Clarence · November 10, 2018, 10:29am

Dear all,

I’m currently working on voxel project in university. My work is based on a highly modified version of the gvdb-library. One of the changes is, that I want to use only one Bit per voxel instead of char/float etc…

An important part is removing the voxel at places where they collide with the position of points. This is easy if each voxel is of size one byte or larger: the position of the points is read in a kernel and zero is written to the location where each of the intersecting voxel is stored.
However, if one voxel is only the size of a bit - one dimension eg. In x direction extends by 8. If we now launch kernel with one thread per point and if two points lie within one char(8voxel), two threads would each set a voxel/bit to zero and write it to global memory. We’d now have a race condition and the whole world collapses.

So the question is: What is the best way to do this?
Before I present my current thoughts, here are a few facts: The number of points that are interacting with the voxelstructure is in the order of 10^4 to 10^6. The points do often cover a surface and are separated by approximately one voxel size apart from each other.

My current approach would be to sort the points via cub::radixsort in x,y and z and bin all points that have the same value with respect to x/8 to a byte-long bitmask, such that I can deal with all Voxel within a byte at once.

I’d be really glad, if you guys have suggestions, ideas or feedback.

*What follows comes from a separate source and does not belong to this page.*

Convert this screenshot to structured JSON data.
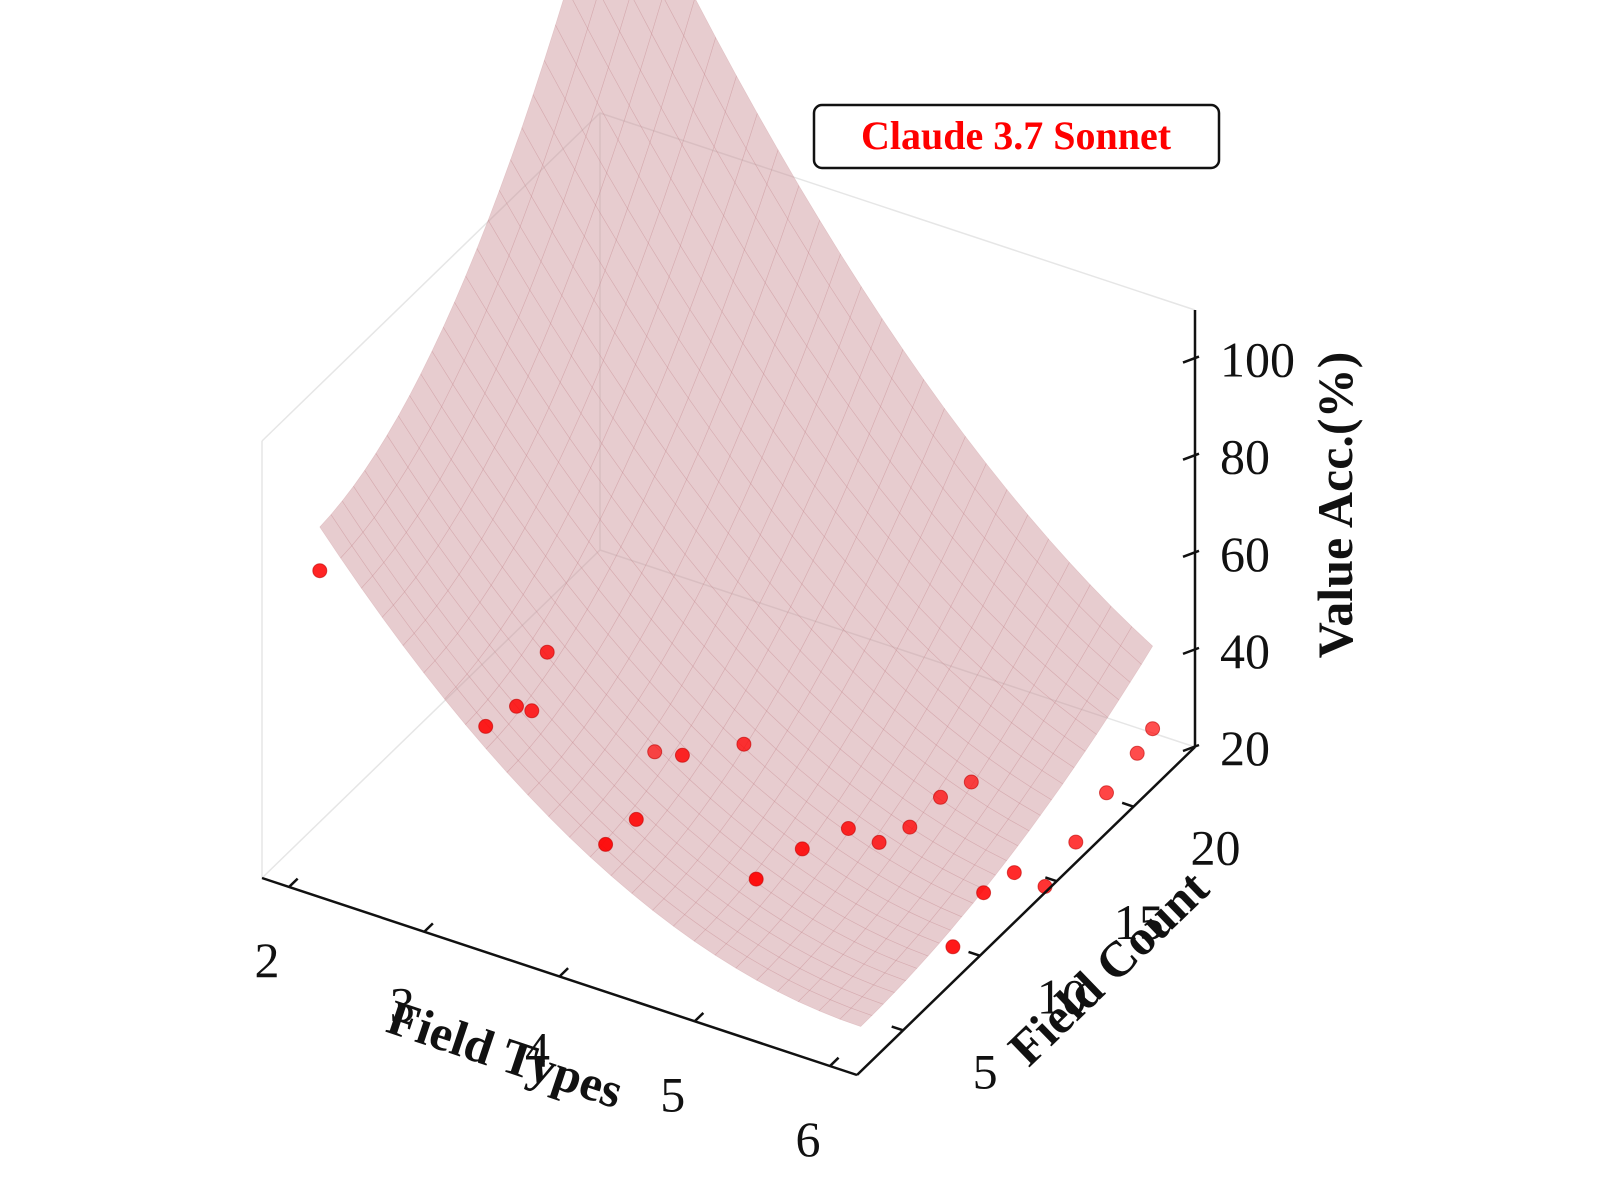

If you need any more information, just ask away, I just wanted to keep it short and on point for now.

All the best from munich,
Glenn

M_B · November 12, 2018, 7:25pm

Have you thought about using a global array of type uint32_t together with atomicOr? (https://docs.nvidia.com/cuda/cuda-c-programming-guide/index.html#atomicor).

In this case your x direction would extend by 32, not 8. Each thread would fill a register with 1 << (your particle x coordinate & 31) and atomic OR that into your global memory array at [z][y][x >> 5]. Because you say the density is around one point per voxel, you shouldn’t have much contention.

If you wanted to clear bits rather than set them to 1, you could instead use atomicAnd with ~(1 << (your particle x coordinate & 31)).

Clarence · November 13, 2018, 8:03am

Hi M__B,

thanks for your answer! Yes, I thought about atomic operations, but my thinking was that it would increase the run time by a whole lot - that was just intuition based not facts, though.
When thinking about it, it still seems faster than sorting, encoding and binning.

The reason that you proposed 32 bit is because there is no 8/16-bit version available, right?
One problem that comes to my mind is that I need to know the bits that changed/ the voxel that were deleted.
But as far as I remember the atomic operation only returns the new value, right?

All the best,
Glenn

Clarence · November 13, 2018, 8:18am

Oh wait, I’m using a Surface bound to a 3DcudaArray and surfaceWrite to access the memory. I guess atomic operations are not possible then?